The prospectus must be prepared by a licensed underwriter and, for disclosure purposes, shall include copies of the following:
1. Any agreement or agreements concluded with the underwriter;
2. A legal opinion in respect to the legality of the issue;
3. The issuer’s Memorandum of Association if the issuer is a public shareholding company or a private shareholding company, and a copy of its articles of association and any other documents relevant to the company;
4. If the issuer is a limited liability company, the documents pursuant to which the company was established or declared;
5. If the Issuer is a partnership or any other form of organization, the articles of partnership or association and any other papers pertaining to its organization, and a copy of the underlying agreements or indentures affecting any stock, bonds, or debentures offered or to be offered;
6. All contracts that contain substantial facts; and
7. The agreements concluded between the issuer, the payment agent, and the custodian of the securities subject to the offer.
The prospectus is deemed to be effective thirty days after its submission to the Securities Commission.
It is worth mentioning that the Securities Commission may grant exemptions from submitting a prospectus in any of the following cases:
a) If the number of investors, to which the public offer is made, is limited, and the investors are capable of assessing and bearing the investment risks (sophisticated investors); or
b) If the funds intended to be raised by the offer are limited; or
c) If the disclosure submitted to the investors is accurate and sufficient to be considered as a substitute for the prospectus.
2. Private Offer
The private offer is the offer to sell securities to thirty persons or less.
Legal requirements for a private offer: The Securities Law does not require issuers offering securities through a private offer to submit a prospectus, however the relevant directives provide that the issuer must submit all the documents relating to the issue of securities including the required approvals and decisions; therefore, in practice underwriters prepare an information memorandum, that serves as a prospectus; disclosing to the investors all needed information that would help making their decision.
The relevant directives also provide that an issuer offering securities through a private offer must announce such offer in two local daily newspapers at least twice, and include the data and information relating to the issue, the value of the issue and the parties to whom the offer is made.

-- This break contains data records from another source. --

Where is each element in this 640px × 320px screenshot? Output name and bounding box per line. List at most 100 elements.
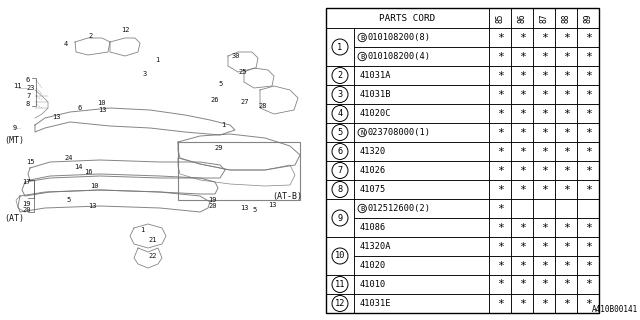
- Text: *: *: [584, 127, 591, 138]
- Text: 41020C: 41020C: [360, 109, 392, 118]
- Text: *: *: [518, 185, 525, 195]
- Text: B: B: [360, 35, 364, 41]
- Bar: [533, 161, 555, 180]
- Bar: [326, 142, 354, 161]
- Bar: [354, 161, 489, 180]
- Text: *: *: [497, 52, 504, 61]
- Bar: [533, 275, 555, 294]
- Text: 19: 19: [22, 201, 31, 207]
- Text: 023708000(1): 023708000(1): [367, 128, 430, 137]
- Bar: [489, 47, 511, 66]
- Text: *: *: [541, 279, 547, 290]
- Bar: [577, 47, 599, 66]
- Bar: [326, 8, 599, 313]
- Text: *: *: [518, 147, 525, 156]
- Text: *: *: [497, 222, 504, 233]
- Bar: [577, 142, 599, 161]
- Text: 2: 2: [88, 33, 92, 39]
- Text: 10: 10: [335, 252, 345, 260]
- Text: 41020: 41020: [360, 261, 387, 270]
- Bar: [511, 8, 533, 28]
- Text: *: *: [497, 165, 504, 175]
- Text: *: *: [518, 70, 525, 81]
- Text: *: *: [497, 108, 504, 118]
- Text: *: *: [584, 299, 591, 308]
- Bar: [489, 142, 511, 161]
- Text: 28: 28: [258, 103, 266, 109]
- Bar: [533, 123, 555, 142]
- Text: 9: 9: [13, 125, 17, 131]
- Bar: [489, 85, 511, 104]
- Text: 13: 13: [88, 203, 97, 209]
- Text: 12: 12: [121, 27, 129, 33]
- Text: *: *: [497, 299, 504, 308]
- Bar: [489, 294, 511, 313]
- Bar: [577, 199, 599, 218]
- Text: 41320A: 41320A: [360, 242, 392, 251]
- Text: *: *: [518, 127, 525, 138]
- Text: *: *: [518, 108, 525, 118]
- Bar: [577, 256, 599, 275]
- Bar: [489, 256, 511, 275]
- Bar: [489, 218, 511, 237]
- Text: 10: 10: [90, 183, 99, 189]
- Text: 14: 14: [74, 164, 83, 170]
- Text: *: *: [541, 260, 547, 270]
- Text: *: *: [584, 279, 591, 290]
- Bar: [511, 142, 533, 161]
- Text: *: *: [497, 33, 504, 43]
- Bar: [489, 104, 511, 123]
- Bar: [354, 142, 489, 161]
- Text: 87: 87: [540, 13, 548, 23]
- Text: *: *: [497, 260, 504, 270]
- Text: *: *: [497, 242, 504, 252]
- Bar: [354, 28, 489, 47]
- Text: *: *: [541, 147, 547, 156]
- Bar: [555, 294, 577, 313]
- Text: *: *: [563, 90, 570, 100]
- Text: 5: 5: [252, 207, 256, 213]
- Text: B: B: [360, 205, 364, 212]
- Bar: [511, 104, 533, 123]
- Text: 2: 2: [337, 71, 342, 80]
- Bar: [511, 28, 533, 47]
- Bar: [354, 180, 489, 199]
- Bar: [354, 218, 489, 237]
- Bar: [577, 275, 599, 294]
- Bar: [326, 28, 354, 66]
- Text: *: *: [541, 33, 547, 43]
- Bar: [354, 66, 489, 85]
- Bar: [533, 8, 555, 28]
- Bar: [489, 180, 511, 199]
- Text: *: *: [563, 165, 570, 175]
- Text: *: *: [563, 242, 570, 252]
- Bar: [555, 237, 577, 256]
- Text: 6: 6: [78, 105, 83, 111]
- Text: 19: 19: [208, 197, 216, 203]
- Text: 29: 29: [214, 145, 223, 151]
- Text: 13: 13: [98, 107, 106, 113]
- Bar: [511, 199, 533, 218]
- Text: 6: 6: [26, 77, 30, 83]
- Text: A410B00141: A410B00141: [592, 305, 638, 314]
- Text: N: N: [360, 130, 364, 135]
- Text: 20: 20: [208, 203, 216, 209]
- Text: 41075: 41075: [360, 185, 387, 194]
- Text: B: B: [360, 53, 364, 60]
- Text: *: *: [497, 204, 504, 213]
- Text: *: *: [584, 185, 591, 195]
- Text: 1: 1: [221, 122, 225, 128]
- Text: *: *: [584, 222, 591, 233]
- Text: *: *: [518, 90, 525, 100]
- Text: 41031E: 41031E: [360, 299, 392, 308]
- Text: 8: 8: [26, 101, 30, 107]
- Text: *: *: [541, 127, 547, 138]
- Text: *: *: [541, 185, 547, 195]
- Text: 13: 13: [52, 114, 61, 120]
- Text: *: *: [497, 279, 504, 290]
- Bar: [533, 142, 555, 161]
- Text: *: *: [541, 90, 547, 100]
- Text: 5: 5: [218, 81, 222, 87]
- Text: 21: 21: [148, 237, 157, 243]
- Text: 010108200(4): 010108200(4): [367, 52, 430, 61]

Penalties for violating the Securities Law
Offering to sell securities upon false or misleading information is a violation of the Securities Law. Penalties for violating The Securities Law range from a fine not exceeding one hundred thousand (100,000) Jordanian Dinars, in addition to a fine of not less than twice the amount, and not more than five times the amount, of profit made or loss avoided by the person committing the violation. Certain violations may also result in imprisonment for a term not exceeding three years. The penalties also include the right of any investor who incurs financial loss as a result of the violation to claim remedies for damages from the seller or the issuer violating the Securities Law.